What’s the ROI of Planned Giving?
TLDR: an investment in Planned Giving made consistently over time could get you a return in the hundreds - if not thousands (400x or more). This article contains examples to show you how it’s possible:
We HAVE to talk about how St. Jude’s raised $4.5 Billion in bequests over the past 10 years. (Yes, capital B Billion)
That’s $450 Million per year for 10 years.
I don’t know anyone who has worked at St. Jude’s, so all I have to go off of is their article published in the Chronicle of Philanthropy - but it reveals a lot, and there are lessons here for smaller nonprofits.
First, they talk about how Planned Giving intersects with all forms of fundraising and marketing. Donors who leave gifts in Wills deeply trust their charities of choice and believe their gift will make an impact. That’s influenced by every message your charity puts out there and every interaction a donor has with you.
Investing in marketing, annual giving, major gifts, and even your front desk receptionist will improve your bottom line today AND it will grow your future revenue.
The second lesson is the investment in Planned Giving itself, and there’s a remarkable case study in ROI here that could apply to your charity, even if you’re significantly smaller.
To illustrate this, I’ll get into some numbers (don’t worry - I’ll do all the math for you!)
St. Jude’s mentioned in the above article that they have a 30-person Planned Giving team. Let’s theorize they have an average salary & benefits of $100,000 each.
That’s $3 Million in staffing costs per year, or $30 Million over this 10 year period.
Now, let’s guess that they have an additional $250,000 per year in Planned Giving expenses. That’s $2.5 Million over this 10 year period.
So the theoretical investment is $32.5 Million over this 10 year period when they received $4.5 Billion.
But these numbers don’t tell the whole story because Planned Giving takes years of consistent investment to pay off. Let’s say the $4.5 Billion in bequests took 30 years of this level of investment to come to fruition.
That’s $3 million in staffing and $250,000 in agencies every year for 30 years. That totals $97.5 Million.
Spending $97.5 Million to raise $4.5 Billion is a 4,515% ROI!
Now, let’s say my guesses are wildly under-estimating their investment in Planned Giving and they actually spent double. So that could be $195 million to raise $4.5 Billion this past decade.
That’s still a 2,257.5% ROI!
These numbers seem absurd but the lesson still applies to your charity.

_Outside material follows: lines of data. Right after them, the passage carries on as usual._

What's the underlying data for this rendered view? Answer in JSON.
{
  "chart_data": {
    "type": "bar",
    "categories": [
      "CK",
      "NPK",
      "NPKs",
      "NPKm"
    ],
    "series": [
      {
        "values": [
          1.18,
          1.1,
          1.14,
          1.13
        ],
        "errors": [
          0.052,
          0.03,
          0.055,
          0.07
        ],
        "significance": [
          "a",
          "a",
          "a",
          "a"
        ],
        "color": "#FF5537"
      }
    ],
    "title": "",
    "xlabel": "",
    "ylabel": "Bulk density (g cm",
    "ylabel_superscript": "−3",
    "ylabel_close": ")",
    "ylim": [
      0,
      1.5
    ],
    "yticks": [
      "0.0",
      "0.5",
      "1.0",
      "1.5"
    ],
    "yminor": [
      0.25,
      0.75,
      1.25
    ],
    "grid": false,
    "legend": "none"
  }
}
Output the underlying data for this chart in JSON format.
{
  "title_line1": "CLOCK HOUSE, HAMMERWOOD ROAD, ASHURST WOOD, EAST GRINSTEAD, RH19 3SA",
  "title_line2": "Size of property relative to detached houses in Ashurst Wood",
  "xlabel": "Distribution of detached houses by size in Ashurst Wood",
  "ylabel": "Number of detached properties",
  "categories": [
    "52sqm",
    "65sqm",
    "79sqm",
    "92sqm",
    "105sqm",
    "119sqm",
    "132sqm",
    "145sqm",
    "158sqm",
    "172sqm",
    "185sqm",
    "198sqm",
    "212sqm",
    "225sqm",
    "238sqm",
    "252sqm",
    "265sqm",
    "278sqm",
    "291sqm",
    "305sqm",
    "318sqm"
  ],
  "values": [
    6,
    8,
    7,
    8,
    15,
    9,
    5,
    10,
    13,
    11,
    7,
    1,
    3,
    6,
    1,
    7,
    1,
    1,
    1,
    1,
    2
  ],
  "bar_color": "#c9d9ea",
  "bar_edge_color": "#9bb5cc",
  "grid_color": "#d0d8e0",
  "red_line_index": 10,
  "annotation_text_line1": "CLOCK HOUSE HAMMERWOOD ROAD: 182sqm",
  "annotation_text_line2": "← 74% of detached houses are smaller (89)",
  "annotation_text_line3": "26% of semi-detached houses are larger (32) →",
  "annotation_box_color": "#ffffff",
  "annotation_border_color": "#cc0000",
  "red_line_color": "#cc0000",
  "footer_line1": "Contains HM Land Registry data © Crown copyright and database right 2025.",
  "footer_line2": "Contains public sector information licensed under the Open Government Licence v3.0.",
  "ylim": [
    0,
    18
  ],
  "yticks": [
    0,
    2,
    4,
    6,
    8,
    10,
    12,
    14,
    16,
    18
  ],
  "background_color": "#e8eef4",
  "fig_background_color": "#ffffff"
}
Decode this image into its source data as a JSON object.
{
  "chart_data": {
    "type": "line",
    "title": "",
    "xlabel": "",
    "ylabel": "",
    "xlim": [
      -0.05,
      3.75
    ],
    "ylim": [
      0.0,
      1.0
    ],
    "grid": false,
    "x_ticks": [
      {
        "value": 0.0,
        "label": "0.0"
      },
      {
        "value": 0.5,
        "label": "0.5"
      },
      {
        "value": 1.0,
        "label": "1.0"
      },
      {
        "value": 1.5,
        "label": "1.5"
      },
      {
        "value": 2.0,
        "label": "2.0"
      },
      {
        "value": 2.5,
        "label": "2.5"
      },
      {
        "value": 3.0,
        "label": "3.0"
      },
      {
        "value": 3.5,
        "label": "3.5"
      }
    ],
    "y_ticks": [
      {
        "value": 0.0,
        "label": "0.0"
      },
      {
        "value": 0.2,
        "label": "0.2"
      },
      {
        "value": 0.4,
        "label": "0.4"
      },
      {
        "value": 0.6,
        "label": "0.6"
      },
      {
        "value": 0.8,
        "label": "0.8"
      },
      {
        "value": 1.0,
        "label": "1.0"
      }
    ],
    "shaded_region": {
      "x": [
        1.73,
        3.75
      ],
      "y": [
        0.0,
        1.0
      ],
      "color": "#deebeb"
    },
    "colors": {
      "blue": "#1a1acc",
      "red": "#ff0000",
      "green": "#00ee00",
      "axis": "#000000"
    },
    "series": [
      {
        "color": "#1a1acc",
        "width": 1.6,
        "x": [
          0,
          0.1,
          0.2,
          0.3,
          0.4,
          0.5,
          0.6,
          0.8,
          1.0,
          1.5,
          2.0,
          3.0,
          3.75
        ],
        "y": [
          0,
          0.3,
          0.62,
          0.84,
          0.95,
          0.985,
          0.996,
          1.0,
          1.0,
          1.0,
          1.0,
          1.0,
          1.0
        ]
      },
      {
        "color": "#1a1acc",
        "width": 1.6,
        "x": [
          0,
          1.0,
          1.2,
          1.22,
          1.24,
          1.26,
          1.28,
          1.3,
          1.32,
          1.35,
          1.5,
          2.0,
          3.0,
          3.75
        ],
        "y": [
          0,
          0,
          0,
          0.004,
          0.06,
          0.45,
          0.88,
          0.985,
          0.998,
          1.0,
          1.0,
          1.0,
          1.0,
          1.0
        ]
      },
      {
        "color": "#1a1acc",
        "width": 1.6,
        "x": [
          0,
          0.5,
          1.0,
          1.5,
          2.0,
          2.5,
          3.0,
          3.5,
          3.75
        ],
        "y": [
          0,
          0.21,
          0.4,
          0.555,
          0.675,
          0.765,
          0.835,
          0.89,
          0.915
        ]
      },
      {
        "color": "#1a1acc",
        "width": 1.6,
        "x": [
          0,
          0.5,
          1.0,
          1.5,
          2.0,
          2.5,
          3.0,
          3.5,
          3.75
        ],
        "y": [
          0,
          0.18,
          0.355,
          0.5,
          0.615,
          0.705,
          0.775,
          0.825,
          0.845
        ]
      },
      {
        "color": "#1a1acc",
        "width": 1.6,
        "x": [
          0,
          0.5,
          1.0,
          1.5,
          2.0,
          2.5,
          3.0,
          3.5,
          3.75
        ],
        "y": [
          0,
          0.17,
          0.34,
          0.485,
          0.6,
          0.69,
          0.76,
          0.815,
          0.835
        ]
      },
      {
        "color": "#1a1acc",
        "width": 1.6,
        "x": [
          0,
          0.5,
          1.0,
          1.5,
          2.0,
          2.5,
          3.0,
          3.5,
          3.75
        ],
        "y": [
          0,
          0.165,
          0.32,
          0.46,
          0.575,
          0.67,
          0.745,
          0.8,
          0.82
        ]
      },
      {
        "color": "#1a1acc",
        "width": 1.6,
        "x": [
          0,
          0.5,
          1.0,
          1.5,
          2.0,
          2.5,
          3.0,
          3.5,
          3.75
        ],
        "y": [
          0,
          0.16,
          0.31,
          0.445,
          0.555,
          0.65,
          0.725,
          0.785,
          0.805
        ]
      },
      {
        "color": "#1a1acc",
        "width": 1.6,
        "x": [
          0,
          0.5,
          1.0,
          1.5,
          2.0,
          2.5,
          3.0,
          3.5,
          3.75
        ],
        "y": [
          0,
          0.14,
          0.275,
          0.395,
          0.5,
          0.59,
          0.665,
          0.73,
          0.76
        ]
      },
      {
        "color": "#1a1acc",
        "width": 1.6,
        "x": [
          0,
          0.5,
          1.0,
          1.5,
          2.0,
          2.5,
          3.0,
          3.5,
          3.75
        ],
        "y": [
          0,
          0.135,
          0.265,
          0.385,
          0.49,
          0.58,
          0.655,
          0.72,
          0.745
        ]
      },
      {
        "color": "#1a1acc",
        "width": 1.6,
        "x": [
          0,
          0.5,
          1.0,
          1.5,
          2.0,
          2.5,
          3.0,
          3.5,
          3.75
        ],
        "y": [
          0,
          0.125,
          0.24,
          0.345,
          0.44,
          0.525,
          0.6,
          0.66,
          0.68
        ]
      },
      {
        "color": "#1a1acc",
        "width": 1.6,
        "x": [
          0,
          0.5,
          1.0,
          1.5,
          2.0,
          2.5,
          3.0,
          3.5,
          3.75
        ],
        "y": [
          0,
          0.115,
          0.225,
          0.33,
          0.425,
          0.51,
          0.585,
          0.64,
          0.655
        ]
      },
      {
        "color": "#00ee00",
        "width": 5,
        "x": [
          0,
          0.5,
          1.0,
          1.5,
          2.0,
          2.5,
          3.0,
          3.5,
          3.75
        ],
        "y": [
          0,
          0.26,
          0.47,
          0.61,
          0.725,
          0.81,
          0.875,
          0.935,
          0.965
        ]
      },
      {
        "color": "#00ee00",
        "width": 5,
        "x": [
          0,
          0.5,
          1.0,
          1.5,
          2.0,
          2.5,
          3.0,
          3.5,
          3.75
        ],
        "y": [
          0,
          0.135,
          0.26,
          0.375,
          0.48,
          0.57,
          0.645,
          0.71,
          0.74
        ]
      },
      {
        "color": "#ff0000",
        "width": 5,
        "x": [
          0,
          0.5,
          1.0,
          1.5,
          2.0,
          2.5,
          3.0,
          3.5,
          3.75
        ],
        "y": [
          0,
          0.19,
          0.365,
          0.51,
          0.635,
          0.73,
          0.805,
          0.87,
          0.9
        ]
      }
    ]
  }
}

Let’s say your a medium-sized charity and you invest $60,000 a year in Planned Giving for 10 years - that’s $600,000
We’ll assume your ROI will be smaller because you don’t have the same resources and momentum that a large household-name charity like St. Jude’s has.
Let’s take my conservative guess of St.Jude’s 2,257% ROI and assume you can achieve one-fifth of their success. That’s still a 451% ROI.
That means your $60,000 a year for 10 years ($600,000) could translate to $2,706,000. (And that’s based on my conservative estimates).
$2.7 Million is a big number, but average estate gifts are $50,000. $2.7 Million is only 54 gifts.
These results are typical. A medium-sized charity I worked with had a Planned Giving fundraising program for 15 years, typically spending $60,000 - $100,000/ year on it - and by the time I joined they were consistently receiving $500,000 - $750,000 every single year from estates.
You don’t get ROI that’s higher than this - not even in major gifts.
No fundraiser or consultant should ever guarantee you results. Nothing is guaranteed in fundraising - your success depends on where you start and what you put into it. But effective Planned Giving within an active donor base is the closest thing you can get to guaranteed high returns.
So, if you’re putting Planned Giving off - let this be your sign. Invest in it now to grow your nonprofit and build financial stability for your future.
Disclaimer: I have no affiliation with St. Jude’s, nor knowledge of their fundraising budget. This article contains guesses and hypothesized case studies inferred from the article published in the Chronicle of Philanthropy, linked above. With regards to St. Jude’s fundraising expenditures, this article should not be considered factual.